Over at The Athletic Dan Connolly reports that one Oriole, catcher Caleb Joseph, is well aware of how bad the Orioles are and he is not mincing words about it:

“I’m not a loser. So, to be associated with that severity of losing is embarrassing. It’s shameful really . . . I don’t blame [fans] at all [for not attending games]. We suck.”

That last bit was in response to Matt Olson of the Athletics coming up to him before a recent game, noticing how many empty seats there were in Camden Yards and asking Joseph if it was always like that. Let that sink in: a player for the Oakland Athletics who, year after year, have some of the worst attendance in baseball, is shocked at how poorly Baltimore is drawing.

As for Joseph, he spends a lot of time talking about how the attitude is all wrong with the Orioles, how there does not seem to be any accountability and how things weren’t like that when he came up back when the Orioles were winning. Which, well, yeah.

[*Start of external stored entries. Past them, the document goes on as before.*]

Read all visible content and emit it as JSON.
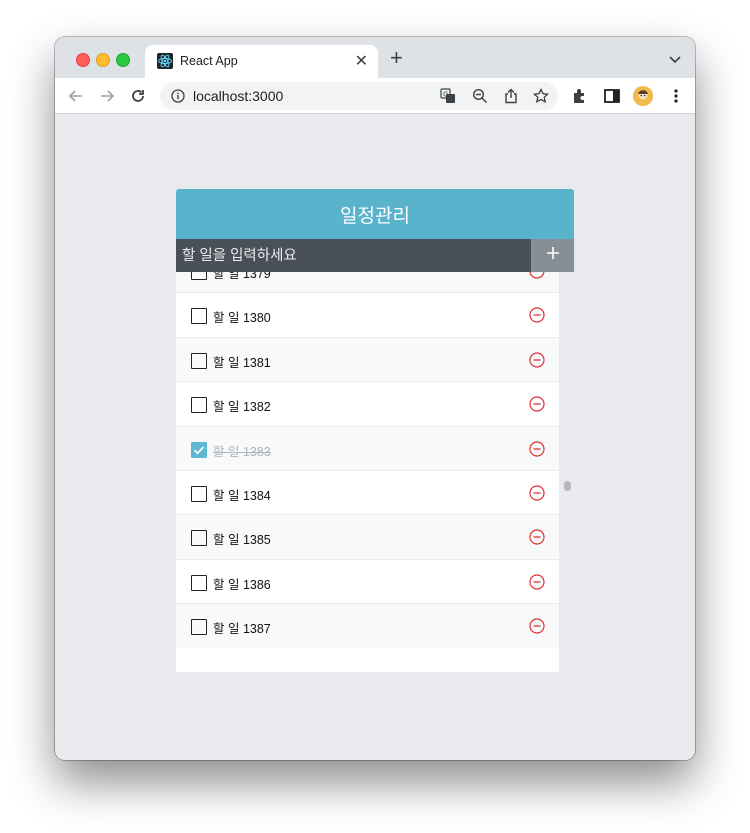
{
  "browser": {
    "tab_title": "React App",
    "url": "localhost:3000"
  },
  "app": {
    "title": "일정관리",
    "input_placeholder": "할 일을 입력하세요",
    "todos": [
      {
        "text": "할 일 1379",
        "checked": false
      },
      {
        "text": "할 일 1380",
        "checked": false
      },
      {
        "text": "할 일 1381",
        "checked": false
      },
      {
        "text": "할 일 1382",
        "checked": false
      },
      {
        "text": "할 일 1383",
        "checked": true
      },
      {
        "text": "할 일 1384",
        "checked": false
      },
      {
        "text": "할 일 1385",
        "checked": false
      },
      {
        "text": "할 일 1386",
        "checked": false
      },
      {
        "text": "할 일 1387",
        "checked": false
      }
    ]
  },
  "colors": {
    "header": "#59b3cd",
    "insert_bg": "#495057",
    "add_button": "#868e96",
    "checked": "#5fb8d3",
    "remove": "#e03131"
  },
  "icons": [
    "react-icon",
    "close-icon",
    "plus-icon",
    "back-icon",
    "forward-icon",
    "reload-icon",
    "info-icon",
    "translate-icon",
    "zoom-icon",
    "share-icon",
    "star-icon",
    "extensions-icon",
    "side-panel-icon",
    "profile-avatar",
    "kebab-menu-icon",
    "checkbox-icon",
    "remove-icon"
  ]
}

Baseball players often attribute winning and losing to whatever attitude is prevailing around the clubhouse. Maybe that’s true on greatly underachieving teams or borderline teams that aren’t catching the breaks, but it seems far more likely that winning makes teams happy and instills camaraderie while losing makes teams sad and makes people look inward. Players tend to get the causation wrong about all of that because, I suspect, they don’t want to admit that they’re not as talented as the competition so it has to come down to some motivational or mental defect. Which, if that makes a player feel better, fine, but these O’s weren’t going to win many games even if they came in with smiles on their faces while singing “Zip-a-Dee-Doo-Dah” out of their rear ends every day. They just aren’t good.

Whatever you think of all of that, one thing is clear: the O’s need to clean house in a major, major way.